Vedi l'indice degli articoli sulla realtà distopica, tra cui diversi di Agamben. Dov'è finito il supplemento d'anima che permeava la società un tempo cristiana, dove non mancavano i germi della dissoluzione, ma c'era l'antidoto di una Presenza che siamo rimasti in pochi ad invocare?
Il complice e il sovrano
Vorrei condividere con voi alcune riflessioni sulla situazione politica estrema
che abbiamo vissuto e dalla quale sarebbe ingenuo credere di essere usciti o
anche soltanto di poter uscire. Credo che anche fra di noi non tutti si siano
resi conto che quel che abbiamo di fronte è più e altro di un flagrante abuso
nell’esercizio del potere o di un pervertimento – per quanto grave – dei
principi del diritto e delle istituzioni pubbliche. Credo che ci troviamo
piuttosto di fronte una linea d’ombra che, a differenza di quella del romanzo di
Conrad, nessuna generazione può credere di poter impunemente scavalcare. E se un
giorno gli storici indagheranno su quello che è successo sotto la copertura
della pandemia, risulterà, io credo, che la nostra società non aveva forse mai
raggiunto un grado così estremo di efferatezza, di irresponsabilità e, insieme,
di disfacimento. Ho usato a ragione questi tre termini, legati oggi in un nodo
borromeo, cioè un nodo in cui ciascun elemento non può essere sciolto dagli
altri due. E se, come alcuni non senza ragione sostengono, la gravità di una
situazione si misura dal numero delle uccisioni, credo che anche questo indice
risulterà molto più elevato di quanto si è creduto o si finge di credere.
Prendendo in prestito da Lévi-Strauss un’espressione che aveva usato per
l’Europa nella seconda guerra mondiale, si potrebbe dire che la nostra società
ha «vomitato se stessa». Per questo io penso che non vi è per questa società una
via di uscita dalla situazione in cui si è più o meno consapevolmente confinata,
a meno che qualcosa o qualcuno non la metta da cima a fondo in questione.
Ma non è di questo che volevo parlarvi; mi preme piuttosto interrogarmi insieme
a voi su quello che abbiamo fatto finora e possiamo continuare a fare in una
tale situazione. Io condivido infatti pienamente le considerazioni contenute in
un documento che è stato fatto circolare da Luca Marini quanto all’impossibilità
di una rappacificazione.
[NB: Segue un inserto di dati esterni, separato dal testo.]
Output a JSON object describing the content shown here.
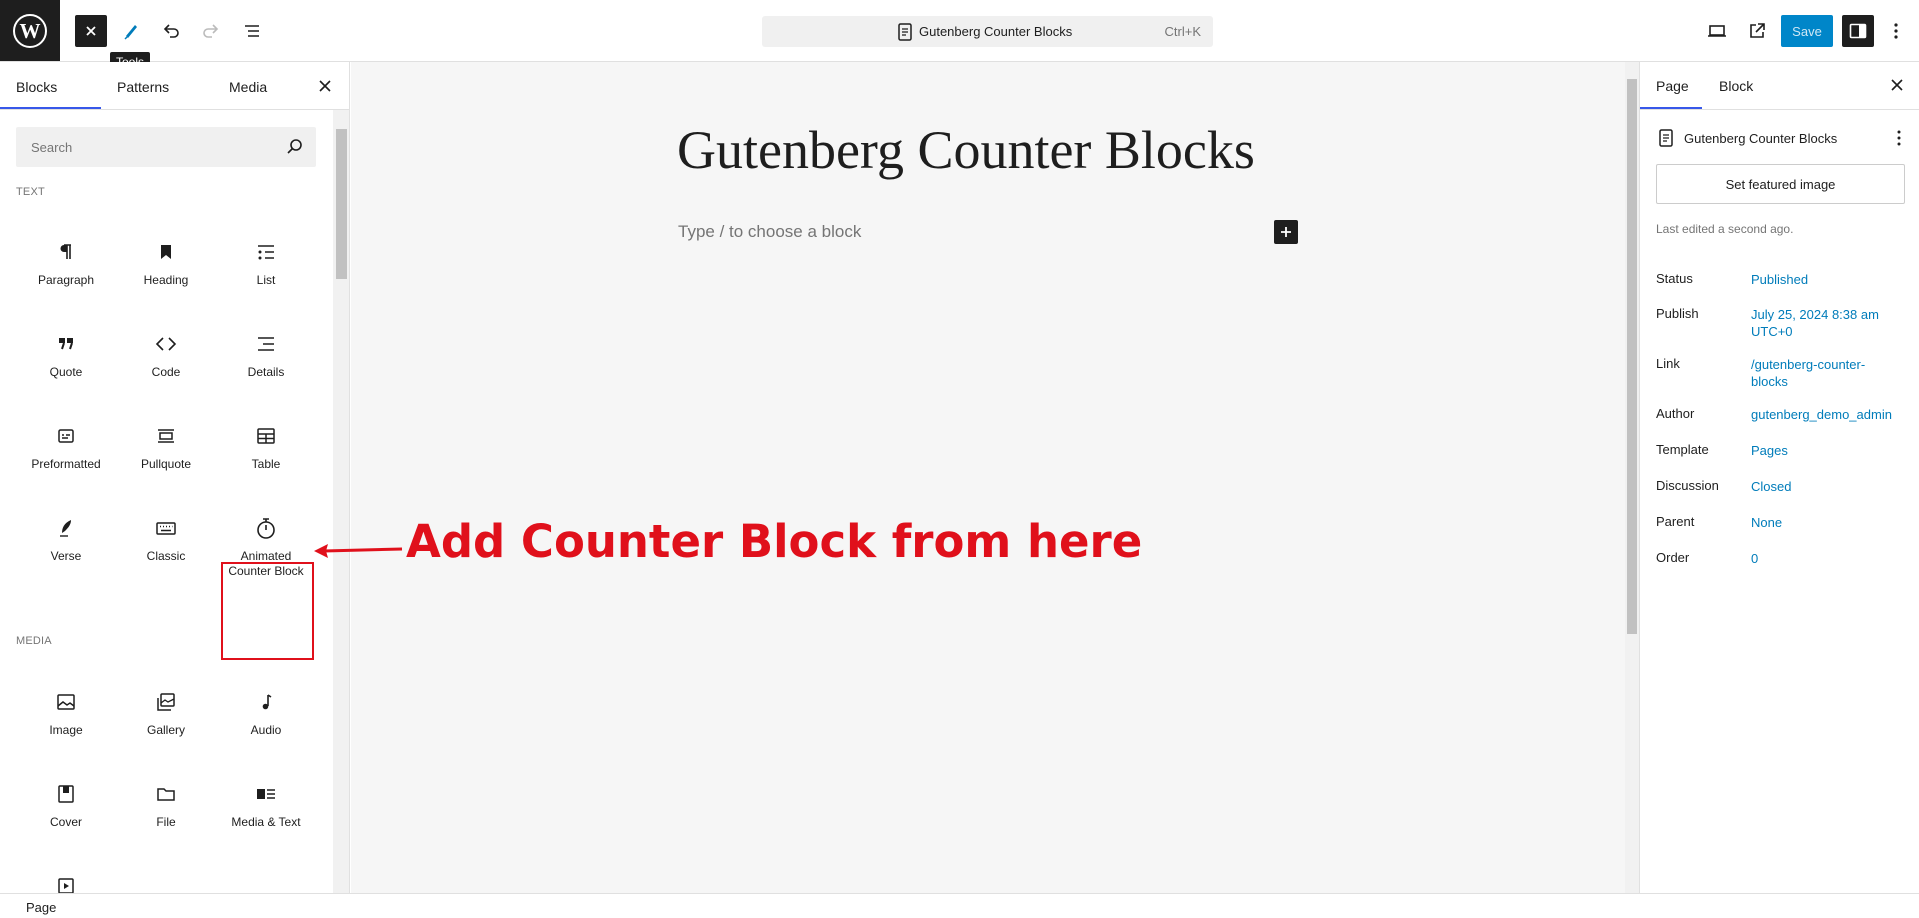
{
  "topbar": {
    "tooltip": "Tools",
    "command_bar_title": "Gutenberg Counter Blocks",
    "command_bar_shortcut": "Ctrl+K",
    "save_label": "Save",
    "accent_color": "#0086c9"
  },
  "inserter": {
    "tabs": [
      {
        "label": "Blocks",
        "active": true
      },
      {
        "label": "Patterns",
        "active": false
      },
      {
        "label": "Media",
        "active": false
      }
    ],
    "search_placeholder": "Search",
    "categories": [
      {
        "label": "TEXT",
        "blocks": [
          {
            "label": "Paragraph",
            "icon": "paragraph-icon"
          },
          {
            "label": "Heading",
            "icon": "heading-icon"
          },
          {
            "label": "List",
            "icon": "list-icon"
          },
          {
            "label": "Quote",
            "icon": "quote-icon"
          },
          {
            "label": "Code",
            "icon": "code-icon"
          },
          {
            "label": "Details",
            "icon": "details-icon"
          },
          {
            "label": "Preformatted",
            "icon": "preformatted-icon"
          },
          {
            "label": "Pullquote",
            "icon": "pullquote-icon"
          },
          {
            "label": "Table",
            "icon": "table-icon"
          },
          {
            "label": "Verse",
            "icon": "verse-icon"
          },
          {
            "label": "Classic",
            "icon": "classic-icon"
          },
          {
            "label": "Animated Counter Block",
            "icon": "stopwatch-icon"
          }
        ]
      },
      {
        "label": "MEDIA",
        "blocks": [
          {
            "label": "Image",
            "icon": "image-icon"
          },
          {
            "label": "Gallery",
            "icon": "gallery-icon"
          },
          {
            "label": "Audio",
            "icon": "audio-icon"
          },
          {
            "label": "Cover",
            "icon": "cover-icon"
          },
          {
            "label": "File",
            "icon": "file-icon"
          },
          {
            "label": "Media & Text",
            "icon": "media-text-icon"
          }
        ]
      }
    ]
  },
  "canvas": {
    "title": "Gutenberg Counter Blocks",
    "placeholder": "Type / to choose a block",
    "annotation": "Add Counter Block from here",
    "annotation_color": "#e0101b"
  },
  "settings": {
    "tabs": [
      {
        "label": "Page",
        "active": true
      },
      {
        "label": "Block",
        "active": false
      }
    ],
    "doc_title": "Gutenberg Counter Blocks",
    "featured_image_label": "Set featured image",
    "last_edited": "Last edited a second ago.",
    "meta": [
      {
        "label": "Status",
        "value": "Published"
      },
      {
        "label": "Publish",
        "value": "July 25, 2024 8:38 am UTC+0"
      },
      {
        "label": "Link",
        "value": "/gutenberg-counter-blocks"
      },
      {
        "label": "Author",
        "value": "gutenberg_demo_admin"
      },
      {
        "label": "Template",
        "value": "Pages"
      },
      {
        "label": "Discussion",
        "value": "Closed"
      },
      {
        "label": "Parent",
        "value": "None"
      },
      {
        "label": "Order",
        "value": "0"
      }
    ]
  },
  "footer": {
    "breadcrumb": "Page"
  }
}
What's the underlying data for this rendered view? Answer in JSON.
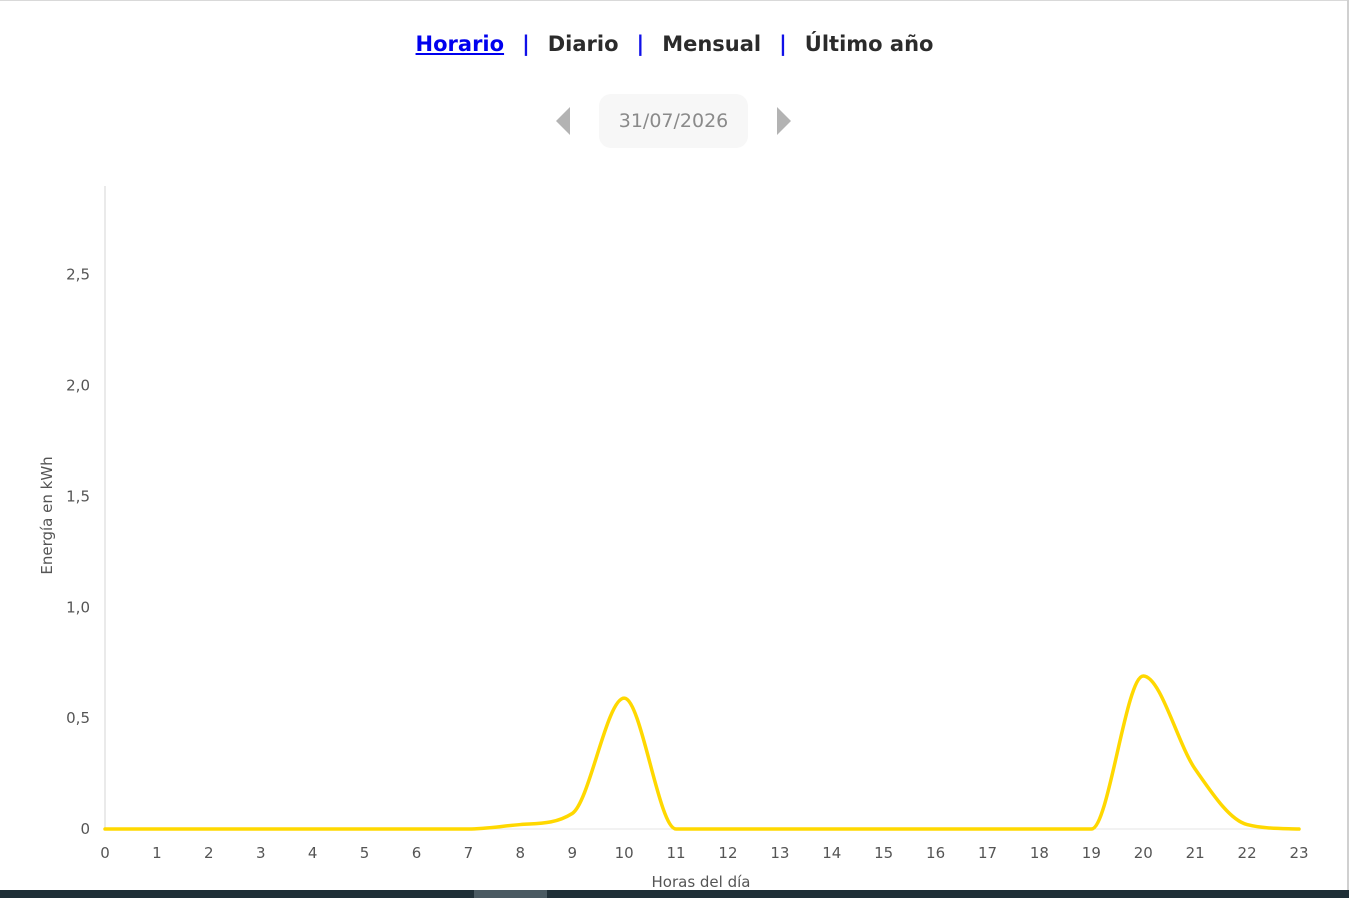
{
  "nav": {
    "tabs": [
      {
        "label": "Horario",
        "active": true
      },
      {
        "label": "Diario",
        "active": false
      },
      {
        "label": "Mensual",
        "active": false
      },
      {
        "label": "Último año",
        "active": false
      }
    ],
    "separator": "|"
  },
  "date_picker": {
    "value": "31/07/2026",
    "prev_icon": "chevron-left-icon",
    "next_icon": "chevron-right-icon"
  },
  "colors": {
    "line": "#ffd800",
    "active_tab": "#0000ee",
    "separator": "#1010e8"
  },
  "chart_data": {
    "type": "line",
    "xlabel": "Horas del día",
    "ylabel": "Energía en kWh",
    "categories": [
      "0",
      "1",
      "2",
      "3",
      "4",
      "5",
      "6",
      "7",
      "8",
      "9",
      "10",
      "11",
      "12",
      "13",
      "14",
      "15",
      "16",
      "17",
      "18",
      "19",
      "20",
      "21",
      "22",
      "23"
    ],
    "y_ticks": [
      "0",
      "0,5",
      "1,0",
      "1,5",
      "2,0",
      "2,5"
    ],
    "ylim": [
      0,
      2.9
    ],
    "grid": false,
    "series": [
      {
        "values": [
          0,
          0,
          0,
          0,
          0,
          0,
          0,
          0,
          0.02,
          0.07,
          0.59,
          0,
          0,
          0,
          0,
          0,
          0,
          0,
          0,
          0,
          0.69,
          0.27,
          0.02,
          0
        ]
      }
    ]
  }
}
Non può esservi rappacificazione con chi ha detto e
fatto quello che è stato detto e fatto in questi due anni.
Non abbiamo davanti a noi semplicemente degli uomini che si sono ingannati o
hanno professato per qualche ragione delle opinioni erronee, che noi possiamo
cercare di correggere. Chi pensa questo s’illude.
Abbiamo di fronte a noi qualcosa di diverso, una nuova figura dell’uomo e del
cittadino, per usare due termini familiari alla nostra tradizione politica. In
ogni caso, si tratta di qualcosa che ha preso il posto di quella endiadi e che
vi propongo di chiamare provvisoriamente con un termine tecnico del diritto
penale: il complice – a patto di precisare che si tratta di una figura speciale
di complicità, una complicità per così dire assoluta, nel senso che cercherò di
spiegare.
Nella terminologia del diritto penale, il complice è colui che ha posto in
essere una condotta che di per sé non costituisce reato, ma che contribuisce
all’azione delittuosa di un altro soggetto, il reo. Noi ci siamo trovati e ci
troviamo di fronte a individui – anzi a un’intera società – che si è fatta
complice di un delitto il cui il reo è assente o comunque per essa innominabile.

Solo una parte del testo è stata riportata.